Fabulous story about the work of Father Todd Meaker and the preparation of Chaplains heading overseas.  Well done!
http://www.sunnybrook.ca/news?id=447

(and a little bird told me that one of our own army.ca folks gets an honourable mention in the story- BZ!)


----------



## safeboy43 (13 Apr 2007)

Indeed. Thank you to all the chaplains who personally assist members deployed overseas. Our armed forces would not be the same without you.   

Cheers


----------



## IN HOC SIGNO (14 Apr 2007)

Those original four chaplains were written up on the front page of the Chronicle Herald yesterday in Halifax (the paper has sent a team to profile different aspects of soldiers lives)
BZ to Trinity and the trainers......they are now seeing their efforts bear fruit.

*When the troops just need someone to talk to * 

Military padres helping soldiers cope after a week of unspeakable losses 

By CHRIS LAMBIE Staff Reporter 


KANDAHAR, Afghanistan — Canadian troops in Afghanistan are struggling to cope with the deaths of eight soldiers in four days.

Two soldiers were killed and a third was seriously wounded when their Coyote reconnaissance vehicle hit a roadside bomb and flipped Wednesday 40 kilometres west of Kandahar city. Another six died Sunday when their light armoured vehicle detonated a massive pressure-activated bomb in the Maywand district of Kandahar province. 

"Under the circumstances, morale is good," said Maj. Malcolm Berry, the senior Canadian chaplain in Afghanistan. "We’ve been hit hard, but look where we are." 

Soldiers are turning increasingly to their padres, looking to make some sense of the recent killings.

"We are seeing a significant amount of people and I would say, as the days and weeks go on, we will see even more," Maj. Berry said Thursday.

The best way for troops to deal with the grief of losing their friends is to talk among themselves, he said.

"We want them to get the story out that metabolizes the experience for them."

Canadian soldiers are resilient, due to the deep bond they feel with each other and the training they’ve received, he said.

It will be difficult for some of them to face two ramp ceremonies for fallen soldiers in quick succession, Maj. Berry said. But it’s something that has to be done.

The recent spate of attacks won’t stop the five Canadian padres here from trying to get outside the wire as much as possible.

"We’re combat chaplains," Maj. Berry said. "We have to be out there. That’s where the soldiers are."

Padres regularly don flak jackets and leave Kandahar Airfield in convoys of armoured vehicles to talk to soldiers in the field. 

"All of our chaplains are covering our ministry in the forward observation bases at the pointy end where the soldiers need to have ministry and they need to have care," he said.
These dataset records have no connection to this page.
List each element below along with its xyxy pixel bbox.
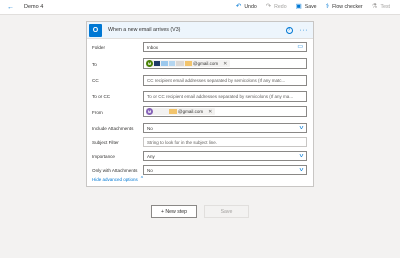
redacted-block: [161, 61, 168, 66]
sender-token: M @gmail.com ✕: [146, 108, 216, 115]
save-toolbar-button[interactable]: ▣ Save: [295, 3, 317, 10]
undo-label: Undo: [244, 4, 257, 10]
hide-advanced-label: Hide advanced options: [92, 176, 138, 182]
chevron-down-icon: v: [299, 153, 304, 159]
stethoscope-icon: ⚕: [325, 3, 330, 10]
importance-label: Importance: [92, 154, 115, 159]
undo-icon: ↶: [235, 3, 242, 10]
token-email: @gmail.com: [193, 61, 219, 66]
redacted-block: [154, 61, 160, 66]
close-icon[interactable]: ✕: [223, 61, 227, 67]
include-attachments-label: Include Attachments: [92, 126, 134, 131]
flow-name: Demo 4: [24, 4, 44, 10]
include-attachments-select[interactable]: No v: [143, 123, 307, 133]
importance-select[interactable]: Any v: [143, 151, 307, 161]
only-with-attachments-label: Only with Attachments: [92, 168, 138, 173]
only-with-attachments-select[interactable]: No v: [143, 165, 307, 175]
flask-icon: ⚗: [371, 3, 378, 10]
to-or-cc-field[interactable]: To or CC recipient email addresses separ…: [143, 91, 307, 102]
chevron-up-icon: ^: [140, 176, 144, 182]
cc-field[interactable]: CC recipient email addresses separated b…: [143, 75, 307, 86]
outlook-icon: O: [89, 23, 102, 37]
to-field[interactable]: M @gmail.com ✕: [143, 58, 307, 69]
redacted-block: [169, 109, 177, 114]
card-title: When a new email arrives (V3): [108, 27, 181, 33]
only-with-attachments-value: No: [147, 167, 153, 173]
recipient-token: M @gmail.com ✕: [146, 60, 231, 67]
redo-button[interactable]: ↷ Redo: [265, 3, 287, 10]
redo-label: Redo: [274, 4, 287, 10]
back-arrow-icon[interactable]: ←: [7, 0, 19, 15]
card-header[interactable]: O When a new email arrives (V3) ? ···: [87, 22, 313, 39]
to-label: To: [92, 62, 97, 67]
redacted-block: [185, 61, 192, 66]
top-bar: ← Demo 4 ↶ Undo ↷ Redo ▣ Save ⚕ Flow che…: [0, 0, 400, 15]
trigger-card: O When a new email arrives (V3) ? ··· Fo…: [86, 21, 314, 187]
avatar: M: [146, 60, 153, 67]
redo-icon: ↷: [265, 3, 272, 10]
test-button[interactable]: ⚗ Test: [371, 3, 390, 10]
folder-value: Inbox: [147, 44, 159, 50]
close-icon[interactable]: ✕: [208, 109, 212, 115]
subject-filter-label: Subject Filter: [92, 140, 119, 145]
more-icon[interactable]: ···: [300, 27, 309, 34]
flow-checker-button[interactable]: ⚕ Flow checker: [325, 3, 363, 10]
chevron-down-icon: v: [299, 125, 304, 131]
redacted-block: [176, 61, 184, 66]
subject-filter-field[interactable]: String to look for in the subject line.: [143, 137, 307, 147]
to-or-cc-label: To or CC: [92, 94, 111, 99]
avatar: M: [146, 108, 153, 115]
token-email: @gmail.com: [178, 109, 204, 114]
include-attachments-value: No: [147, 125, 153, 131]
undo-button[interactable]: ↶ Undo: [235, 3, 257, 10]
flow-checker-label: Flow checker: [332, 4, 363, 10]
chevron-down-icon: v: [299, 167, 304, 173]
cc-label: CC: [92, 78, 99, 83]
folder-field[interactable]: Inbox ▭: [143, 42, 307, 52]
save-label: Save: [304, 4, 317, 10]
save-button[interactable]: Save: [204, 205, 249, 218]
toolbar-actions: ↶ Undo ↷ Redo ▣ Save ⚕ Flow checker ⚗ Te…: [227, 3, 400, 10]
save-icon: ▣: [295, 3, 302, 10]
redacted-block: [169, 61, 175, 66]
from-label: From: [92, 110, 103, 115]
folder-label: Folder: [92, 45, 106, 50]
importance-value: Any: [147, 153, 155, 159]
redacted-block: [154, 109, 168, 114]
hide-advanced-options-link[interactable]: Hide advanced options ^: [92, 176, 143, 182]
new-step-button[interactable]: + New step: [151, 205, 197, 218]
test-label: Test: [380, 4, 390, 10]
from-field[interactable]: M @gmail.com ✕: [143, 106, 307, 117]
help-icon[interactable]: ?: [285, 26, 293, 34]
folder-icon[interactable]: ▭: [297, 44, 303, 50]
"Right now, up to 70 per cent of our time is spent rotating through the forward operating bases."

That’s a change from what happened with chaplains who accompanied the last rotation of Canadian troops, said Maj. Berry, an Anglican priest.

"They went to the (forward operating bases) periodically. But essentially it was one chaplain, the battle group chaplain, who was always out. In this team, we’re sharing the load with one another and we’re all doing our bit to be out there with the soldiers."

Based in CFB Gagetown, N.B., Maj. Berry is the first Canadian primary reservist ever to lead a chaplaincy team in combat.

"It’s a huge opportunity."

He left his civilian job as the archdeacon of Moncton to come to Afghanistan.

"The impetus is there are a lot of Maritimers here. There are a lot of reservists on this tour."

As a fellow reservist, Maj. Berry said he can identify with the issues those soldiers may face, including all of the pressures at home and leaving their jobs, not knowing if they’ll be open on return to Canada.

Chaplains are one of the few people here in uniform who do not wear pistols or carry rifles.

"That’s probably the weapon," Maj. Berry said, holding up an epaulet that bears an image of the cross.

"Chaplains cannot bear arms. We are there, essentially, for the spiritual well-being of the soldiers."

For more than a month, the Canadian battle group has been involved in Operation Achilles, the International Security Assistance Force’s push to drive the Taliban out of northern Helmand province. 

Since 2002, 53 Canadian soldiers and one diplomat have died in Afghanistan.

( clambie@herald.ca)


----------



## Emenince Grise (14 Apr 2007)

Chaplains are also favourably mentioned in this article in the Toronto Star by Rosie Dimanno. 

http://www.thestar.com/article/202701


----------